Editorial - January 2008 - Volume 108 (1)

Teachers' Mathematics Knowledge

Gerald Kulm, Texas A&M University

The issue of elementary and middle school teachers' mathematics knowledge has been the focus of attention in recent years. Significant effort and funding has been directed at developing assessments that would reveal both the level of mathematical content and pedagogical knowledge of teachers. The original idea of “pedagogical content knowledge” that was first studied by Shulman (1987), has been extended by researchers (e. g., Hill, Rowan, & Ball, 2005). Now, we have the results of a study that compared the mathematics knowledge of U. S. teachers with those in six other countries (Schmidt, et al., 2007). Not surprisingly, U. S. teachers ranked somewhere in the middle, providing further explanation for the similar international ranking of 8th grade students. These results provide an overall picture that student achievement is the result of the curriculum they study and the teachers in their classrooms. Although home environment, economic issues, and other extracurricular effects can detract or enhance learning, the teacher and instructional materials in the classroom are what make the real difference in children's achievement.

Most mathematics educators are painfully aware of the issues and the system that produces, in spite of our best efforts, teachers who are likely to lack sufficient mathematics knowledge. Until recently, the issue of teacher preparation, especially the importance of content knowledge, was the “800 pound gorilla” in the room that few people were willing to acknowledge. Research on teacher learning was not a central concern of the mathematics education community. Funding for the development of instructional approaches, course materials, or other strategies to enhance teacher preparation have been a low priority. The development of mathematical knowledge, in many teacher preparation programs, is the responsibility of mathematics departments where the assignment to teach “mathematics for teachers” courses is often a burden. In many cases, two or three of these courses represent the entire content preparation for teachers who will be certified to teach in grades K through 8.

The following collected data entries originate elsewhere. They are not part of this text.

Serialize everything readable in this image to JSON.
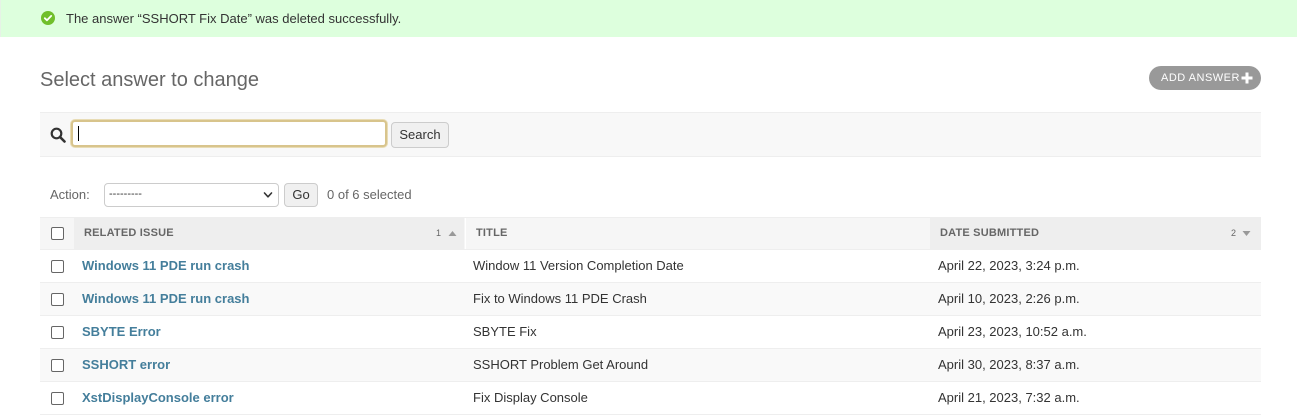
{
  "message": {
    "text": "The answer “SSHORT Fix Date” was deleted successfully.",
    "icon": "check-circle-icon",
    "color": "#70bf2b"
  },
  "header": {
    "title": "Select answer to change",
    "add_label": "ADD ANSWER"
  },
  "search": {
    "placeholder": "",
    "value": "",
    "button_label": "Search"
  },
  "actions": {
    "label": "Action:",
    "selected_option": "---------",
    "go_label": "Go",
    "selected_count": "0 of 6 selected"
  },
  "table": {
    "columns": [
      {
        "label": "RELATED ISSUE",
        "sort_order": "1",
        "sort_dir": "asc"
      },
      {
        "label": "TITLE"
      },
      {
        "label": "DATE SUBMITTED",
        "sort_order": "2",
        "sort_dir": "desc"
      }
    ],
    "rows": [
      {
        "issue": "Windows 11 PDE run crash",
        "title": "Window 11 Version Completion Date",
        "date": "April 22, 2023, 3:24 p.m."
      },
      {
        "issue": "Windows 11 PDE run crash",
        "title": "Fix to Windows 11 PDE Crash",
        "date": "April 10, 2023, 2:26 p.m."
      },
      {
        "issue": "SBYTE Error",
        "title": "SBYTE Fix",
        "date": "April 23, 2023, 10:52 a.m."
      },
      {
        "issue": "SSHORT error",
        "title": "SSHORT Problem Get Around",
        "date": "April 30, 2023, 8:37 a.m."
      },
      {
        "issue": "XstDisplayConsole error",
        "title": "Fix Display Console",
        "date": "April 21, 2023, 7:32 a.m."
      }
    ]
  },
  "colors": {
    "link": "#447e9b",
    "success_bg": "#ddffdd",
    "add_button": "#999999"
  }
}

So what is to be done? A major step has been taken by identifying the issue and developing the means to assess specific areas of knowledge. The necessary changes and reforms could take place at systemic levels, or in targeted and specific ways. The former is very difficult to achieve, as we learned in the case of making systemic change in school mathematics and science education. Many other countries have a system of normal colleges that specialize in teacher preparation. Students in these colleges study mathematics and science for teaching throughout their undergraduate work, taking many courses that focus on fundamental concepts of mathematics and science that comprise the K-12 curriculum. Recent research has revealed the in-depth level of mathematics understanding that results from this type of preparations (e. g., An, Kulm, & Wu, 2004; Ma, 1999). Without this profound understanding by our teachers, it is unlikely that we can expect much more from our students.

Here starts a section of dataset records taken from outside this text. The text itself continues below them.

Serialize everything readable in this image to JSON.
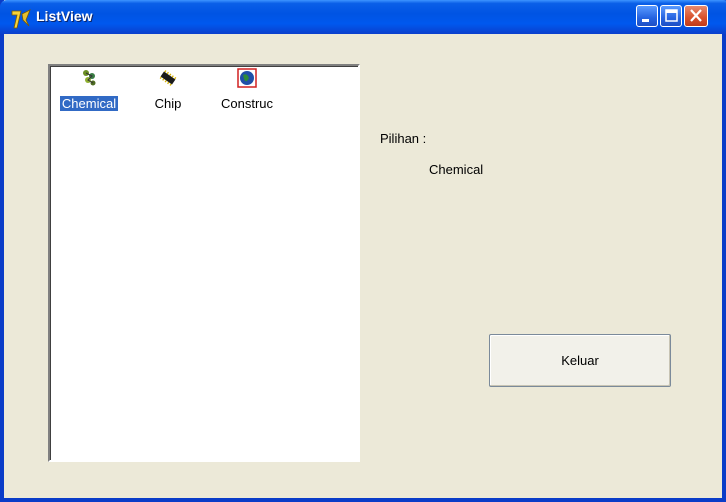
{
  "window": {
    "title": "ListView"
  },
  "listview": {
    "items": [
      {
        "label": "Chemical",
        "icon": "chemical-icon",
        "selected": true
      },
      {
        "label": "Chip",
        "icon": "chip-icon",
        "selected": false
      },
      {
        "label": "Construc",
        "icon": "construction-icon",
        "selected": false
      }
    ]
  },
  "selection": {
    "label": "Pilihan :",
    "value": "Chemical"
  },
  "buttons": {
    "exit_label": "Keluar"
  },
  "colors": {
    "titlebar": "#0054E3",
    "selection": "#316AC5",
    "face": "#ECE9D8"
  }
}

Changing back to normal colleges for teacher preparation, as is the practice in most other countries, will not happen here. It is even difficult to expect that teacher preparation will allow for significant increases in the number of mathematics courses that are required for certification. The alternative is to find more specific yet powerful approaches that can make a difference. Two strategies are available and within mathematics educators' ability to effect change. Together, these approaches could provide contexts and opportunities to improve teachers' mathematics knowledge. Both require building bridges and lines of communication that have seems difficult to achieve in the past. Neither of these ideas are entirely new, but perhaps the time has come to revisit and try once again, aided by what we now know about the nature of teacher knowledge and how to enhance it.

The first strategy is for mathematics educators and mathematicians to connect, or reconnect, around the issue of teacher preparation. Too often, the few required courses in mathematics and teaching methods are not coordinated, or at worst, work nearly in opposition to each other in building mathematics knowledge. There are many possible approaches for coordinating and strengthening these courses, from their content, to scheduling, to who teaches them. Research on effective approaches to addressing any of these would help. However, simply sitting down together and developing a workable and plan with specific goals for improving teacher knowledge would go a long way toward a solution.

References

An, S., Kulm, G., & Wu, Z. (2004). The pedagogical content knowledge of middle school mathematics teachers in China and the U.S. Journal of Mathematics Teacher Education, 7, 145-172.

Hill, H. C., Rowan, B., & Ball, D. L. (2005). Effects of teachers' mathematical knowledge for teaching on student achievement. American Educational Research Journal, 42, 371-406.

Ma, L. (1999). Knowing and teaching elementary mathematics: Teachers' understanding of fundamental mathematics in China and the United States. Mahwah, NJ: Erlbaum.

Schmidt, W., Tatto, M. T., Bankov, K., Blomeke, S., Cedillo, T., Cogan, L., Han, S. I., Houang, R., Feng, J. H., Paine, L., Santillan, M., & Schwille, J. (2007). The preparation gap: Teacher education for middle school mathematics in six countries. East Lansing, MI: Michigan State University.

Shulman, L. (1987). Knowledge and teaching: Foundations of the new reform. Harvard Educational Review, 57(1), 1-22.